The solution achieves 99.8% accuracy in predicting attrition using advanced machine learning techniques.
Project Goals
- Analyze employee profiles and identify attrition patterns
- Build predictive models to flag at-risk employees
- Provide actionable insights for HR decision-making
- Compare performance of multiple ML algorithms
Dataset
IBM HR Analytics Dataset with 24,000 employee records containing:
- Categorical Features: Department, JobRole, OverTime, BusinessTravel, etc.
- Numerical Features: Age, MonthlyIncome, JobSatisfaction, YearsAtCompany, etc.

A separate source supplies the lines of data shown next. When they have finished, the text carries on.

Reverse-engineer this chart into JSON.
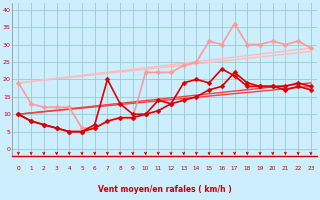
{
  "xlabel": "Vent moyen/en rafales ( km/h )",
  "background_color": "#cceeff",
  "grid_color": "#99cccc",
  "x_ticks": [
    0,
    1,
    2,
    3,
    4,
    5,
    6,
    7,
    8,
    9,
    10,
    11,
    12,
    13,
    14,
    15,
    16,
    17,
    18,
    19,
    20,
    21,
    22,
    23
  ],
  "y_ticks": [
    0,
    5,
    10,
    15,
    20,
    25,
    30,
    35,
    40
  ],
  "ylim": [
    -2,
    42
  ],
  "xlim": [
    -0.5,
    23.5
  ],
  "series": [
    {
      "x": [
        0,
        1,
        2,
        3,
        4,
        5,
        6,
        7,
        8,
        9,
        10,
        11,
        12,
        13,
        14,
        15,
        16,
        17,
        18,
        19,
        20,
        21,
        22,
        23
      ],
      "y": [
        10,
        8,
        7,
        6,
        5,
        5,
        6,
        8,
        9,
        9,
        10,
        11,
        13,
        14,
        15,
        17,
        18,
        22,
        19,
        18,
        18,
        17,
        18,
        17
      ],
      "color": "#dd0000",
      "lw": 1.2,
      "marker": "D",
      "ms": 2.5,
      "zorder": 5
    },
    {
      "x": [
        0,
        1,
        2,
        3,
        4,
        5,
        6,
        7,
        8,
        9,
        10,
        11,
        12,
        13,
        14,
        15,
        16,
        17,
        18,
        19,
        20,
        21,
        22,
        23
      ],
      "y": [
        10,
        8,
        7,
        6,
        5,
        5,
        7,
        20,
        13,
        10,
        10,
        14,
        13,
        19,
        20,
        19,
        23,
        21,
        18,
        18,
        18,
        18,
        19,
        18
      ],
      "color": "#dd0000",
      "lw": 1.2,
      "marker": "D",
      "ms": 2.5,
      "zorder": 5
    },
    {
      "x": [
        0,
        1,
        2,
        3,
        4,
        5,
        6,
        7,
        8,
        9,
        10,
        11,
        12,
        13,
        14,
        15,
        16,
        17,
        18,
        19,
        20,
        21,
        22,
        23
      ],
      "y": [
        19,
        13,
        12,
        12,
        12,
        6,
        6,
        8,
        9,
        9,
        22,
        22,
        22,
        24,
        25,
        31,
        30,
        36,
        30,
        30,
        31,
        30,
        31,
        29
      ],
      "color": "#ff9999",
      "lw": 1.2,
      "marker": "D",
      "ms": 2.5,
      "zorder": 4
    },
    {
      "x": [
        0,
        23
      ],
      "y": [
        10,
        18
      ],
      "color": "#ee4444",
      "lw": 1.0,
      "marker": null,
      "ms": 0,
      "zorder": 3
    },
    {
      "x": [
        0,
        23
      ],
      "y": [
        10,
        19
      ],
      "color": "#ee4444",
      "lw": 1.0,
      "marker": null,
      "ms": 0,
      "zorder": 3
    },
    {
      "x": [
        0,
        23
      ],
      "y": [
        19,
        28
      ],
      "color": "#ffbbbb",
      "lw": 1.0,
      "marker": null,
      "ms": 0,
      "zorder": 2
    },
    {
      "x": [
        0,
        23
      ],
      "y": [
        19,
        29
      ],
      "color": "#ffbbbb",
      "lw": 1.0,
      "marker": null,
      "ms": 0,
      "zorder": 2
    }
  ],
  "arrow_color": "#cc0000",
  "xlabel_color": "#cc0000",
  "tick_label_color": "#cc0000"
}
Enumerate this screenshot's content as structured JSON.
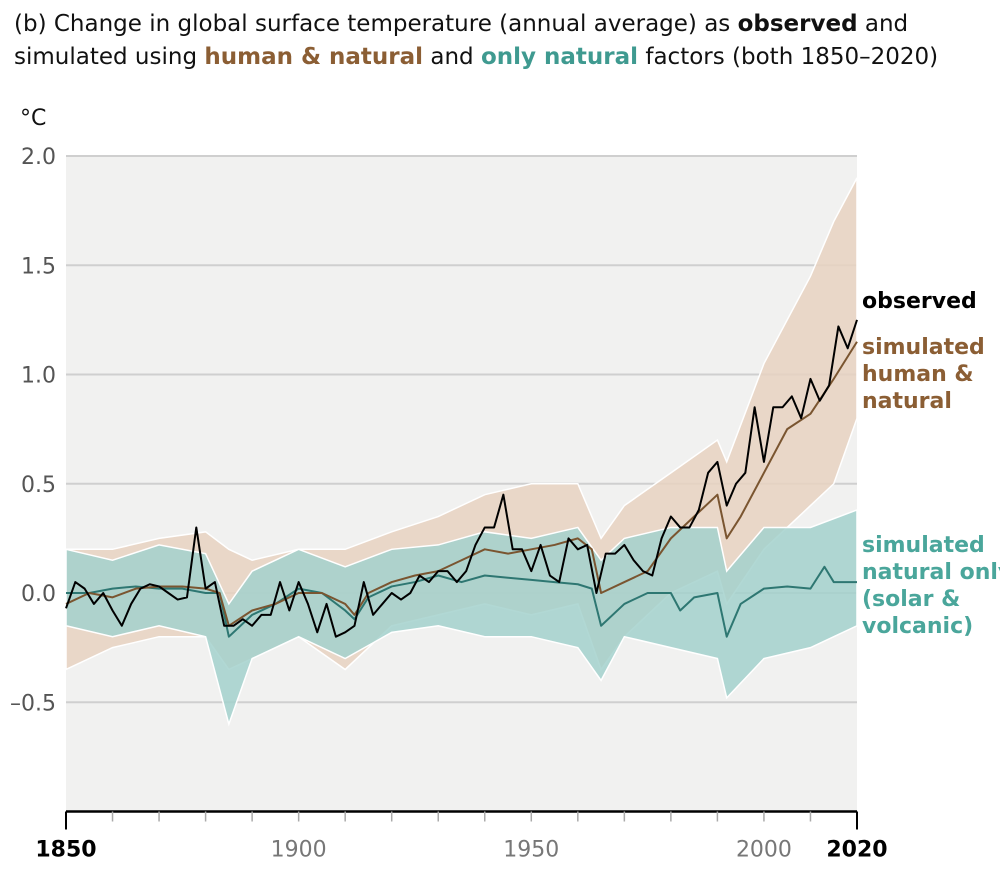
{
  "title": {
    "prefix": "(b) Change in global surface temperature (annual average) as ",
    "observed": "observed",
    "mid1": " and simulated using ",
    "human_natural": "human & natural",
    "mid2": " and ",
    "only_natural": "only natural",
    "suffix": " factors (both 1850–2020)"
  },
  "chart_data": {
    "type": "line",
    "ylabel": "°C",
    "ylim": [
      -1.0,
      2.0
    ],
    "xlim": [
      1850,
      2020
    ],
    "yticks": [
      2.0,
      1.5,
      1.0,
      0.5,
      0.0,
      -0.5
    ],
    "ytick_labels": [
      "2.0",
      "1.5",
      "1.0",
      "0.5",
      "0.0",
      "–0.5"
    ],
    "xticks_labeled": [
      {
        "value": 1850,
        "label": "1850",
        "bold": true
      },
      {
        "value": 1900,
        "label": "1900",
        "bold": false
      },
      {
        "value": 1950,
        "label": "1950",
        "bold": false
      },
      {
        "value": 2000,
        "label": "2000",
        "bold": false
      },
      {
        "value": 2020,
        "label": "2020",
        "bold": true
      }
    ],
    "xtick_minor_step": 10,
    "grid": "horizontal",
    "colors": {
      "plot_bg": "#f1f1f0",
      "observed": "#000000",
      "human_natural": "#7a5530",
      "human_natural_band": "#e8d2c1",
      "natural": "#2e7772",
      "natural_band": "#a3d1cc",
      "natural_label": "#4aa69b",
      "human_label": "#8b5e34"
    },
    "series": [
      {
        "name": "observed",
        "label_lines": [
          "observed"
        ],
        "x": [
          1850,
          1852,
          1854,
          1856,
          1858,
          1860,
          1862,
          1864,
          1866,
          1868,
          1870,
          1872,
          1874,
          1876,
          1878,
          1880,
          1882,
          1884,
          1886,
          1888,
          1890,
          1892,
          1894,
          1896,
          1898,
          1900,
          1902,
          1904,
          1906,
          1908,
          1910,
          1912,
          1914,
          1916,
          1918,
          1920,
          1922,
          1924,
          1926,
          1928,
          1930,
          1932,
          1934,
          1936,
          1938,
          1940,
          1942,
          1944,
          1946,
          1948,
          1950,
          1952,
          1954,
          1956,
          1958,
          1960,
          1962,
          1964,
          1966,
          1968,
          1970,
          1972,
          1974,
          1976,
          1978,
          1980,
          1982,
          1984,
          1986,
          1988,
          1990,
          1992,
          1994,
          1996,
          1998,
          2000,
          2002,
          2004,
          2006,
          2008,
          2010,
          2012,
          2014,
          2016,
          2018,
          2020
        ],
        "y": [
          -0.07,
          0.05,
          0.02,
          -0.05,
          0.0,
          -0.08,
          -0.15,
          -0.05,
          0.02,
          0.04,
          0.03,
          0.0,
          -0.03,
          -0.02,
          0.3,
          0.02,
          0.05,
          -0.15,
          -0.15,
          -0.12,
          -0.15,
          -0.1,
          -0.1,
          0.05,
          -0.08,
          0.05,
          -0.05,
          -0.18,
          -0.05,
          -0.2,
          -0.18,
          -0.15,
          0.05,
          -0.1,
          -0.05,
          0.0,
          -0.03,
          0.0,
          0.08,
          0.05,
          0.1,
          0.1,
          0.05,
          0.1,
          0.22,
          0.3,
          0.3,
          0.45,
          0.2,
          0.2,
          0.1,
          0.22,
          0.08,
          0.05,
          0.25,
          0.2,
          0.22,
          0.0,
          0.18,
          0.18,
          0.22,
          0.15,
          0.1,
          0.08,
          0.25,
          0.35,
          0.3,
          0.3,
          0.38,
          0.55,
          0.6,
          0.4,
          0.5,
          0.55,
          0.85,
          0.6,
          0.85,
          0.85,
          0.9,
          0.8,
          0.98,
          0.88,
          0.95,
          1.22,
          1.12,
          1.25
        ]
      },
      {
        "name": "simulated human & natural",
        "label_lines": [
          "simulated",
          "human &",
          "natural"
        ],
        "x": [
          1850,
          1855,
          1860,
          1865,
          1870,
          1875,
          1880,
          1883,
          1885,
          1890,
          1895,
          1900,
          1905,
          1910,
          1912,
          1915,
          1920,
          1925,
          1930,
          1935,
          1940,
          1945,
          1950,
          1955,
          1960,
          1963,
          1965,
          1970,
          1975,
          1980,
          1985,
          1990,
          1992,
          1995,
          2000,
          2005,
          2010,
          2015,
          2020
        ],
        "y": [
          -0.05,
          0.0,
          -0.02,
          0.02,
          0.03,
          0.03,
          0.02,
          0.0,
          -0.15,
          -0.08,
          -0.05,
          0.0,
          0.0,
          -0.05,
          -0.1,
          0.0,
          0.05,
          0.08,
          0.1,
          0.15,
          0.2,
          0.18,
          0.2,
          0.22,
          0.25,
          0.2,
          0.0,
          0.05,
          0.1,
          0.25,
          0.35,
          0.45,
          0.25,
          0.35,
          0.55,
          0.75,
          0.82,
          0.98,
          1.15
        ],
        "band": {
          "x": [
            1850,
            1860,
            1870,
            1880,
            1885,
            1890,
            1900,
            1910,
            1920,
            1930,
            1940,
            1950,
            1960,
            1965,
            1970,
            1980,
            1990,
            1992,
            2000,
            2010,
            2015,
            2020
          ],
          "upper": [
            0.2,
            0.2,
            0.25,
            0.28,
            0.2,
            0.15,
            0.2,
            0.2,
            0.28,
            0.35,
            0.45,
            0.5,
            0.5,
            0.25,
            0.4,
            0.55,
            0.7,
            0.6,
            1.05,
            1.45,
            1.7,
            1.9
          ],
          "lower": [
            -0.35,
            -0.25,
            -0.2,
            -0.2,
            -0.35,
            -0.3,
            -0.2,
            -0.35,
            -0.15,
            -0.1,
            -0.05,
            -0.1,
            -0.05,
            -0.35,
            -0.2,
            0.0,
            0.1,
            -0.05,
            0.2,
            0.4,
            0.5,
            0.8
          ]
        }
      },
      {
        "name": "simulated natural only (solar & volcanic)",
        "label_lines": [
          "simulated",
          "natural only",
          "(solar &",
          "volcanic)"
        ],
        "x": [
          1850,
          1855,
          1860,
          1865,
          1870,
          1875,
          1880,
          1883,
          1885,
          1890,
          1895,
          1900,
          1905,
          1910,
          1912,
          1915,
          1920,
          1925,
          1930,
          1935,
          1940,
          1945,
          1950,
          1955,
          1960,
          1963,
          1965,
          1970,
          1975,
          1980,
          1982,
          1985,
          1990,
          1992,
          1995,
          2000,
          2005,
          2010,
          2013,
          2015,
          2020
        ],
        "y": [
          0.0,
          0.0,
          0.02,
          0.03,
          0.02,
          0.02,
          0.0,
          0.0,
          -0.2,
          -0.1,
          -0.05,
          0.02,
          0.0,
          -0.08,
          -0.12,
          -0.02,
          0.03,
          0.05,
          0.08,
          0.05,
          0.08,
          0.07,
          0.06,
          0.05,
          0.04,
          0.02,
          -0.15,
          -0.05,
          0.0,
          0.0,
          -0.08,
          -0.02,
          0.0,
          -0.2,
          -0.05,
          0.02,
          0.03,
          0.02,
          0.12,
          0.05,
          0.05
        ],
        "band": {
          "x": [
            1850,
            1860,
            1870,
            1880,
            1885,
            1890,
            1900,
            1910,
            1920,
            1930,
            1940,
            1950,
            1960,
            1965,
            1970,
            1980,
            1990,
            1992,
            2000,
            2010,
            2020
          ],
          "upper": [
            0.2,
            0.15,
            0.22,
            0.18,
            -0.05,
            0.1,
            0.2,
            0.12,
            0.2,
            0.22,
            0.28,
            0.25,
            0.3,
            0.15,
            0.25,
            0.3,
            0.3,
            0.1,
            0.3,
            0.3,
            0.38
          ],
          "lower": [
            -0.15,
            -0.2,
            -0.15,
            -0.2,
            -0.6,
            -0.3,
            -0.2,
            -0.3,
            -0.18,
            -0.15,
            -0.2,
            -0.2,
            -0.25,
            -0.4,
            -0.2,
            -0.25,
            -0.3,
            -0.48,
            -0.3,
            -0.25,
            -0.15
          ]
        }
      }
    ]
  }
}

- Target Variable: Attrition (Yes/No)
Methodology
Data Preprocessing
- Exploratory Data Analysis with visualization
- Handling missing values and feature engineering
- Label encoding and one-hot encoding for categorical variables
- SMOTE for handling class imbalance
Machine Learning Models
- Evaluated 8+ algorithms including Logistic Regression, Random Forest, and XGBoost
- Feature selection using RFE and SequentialFeatureSelector
- Hyperparameter tuning for optimal performance
Results
- Train Accuracy: 99.98%
- Test Accuracy: 99.81%
- ROC-AUC Score: 0.99
XGBoost outperformed other models with near-perfect accuracy in identifying attrition cases.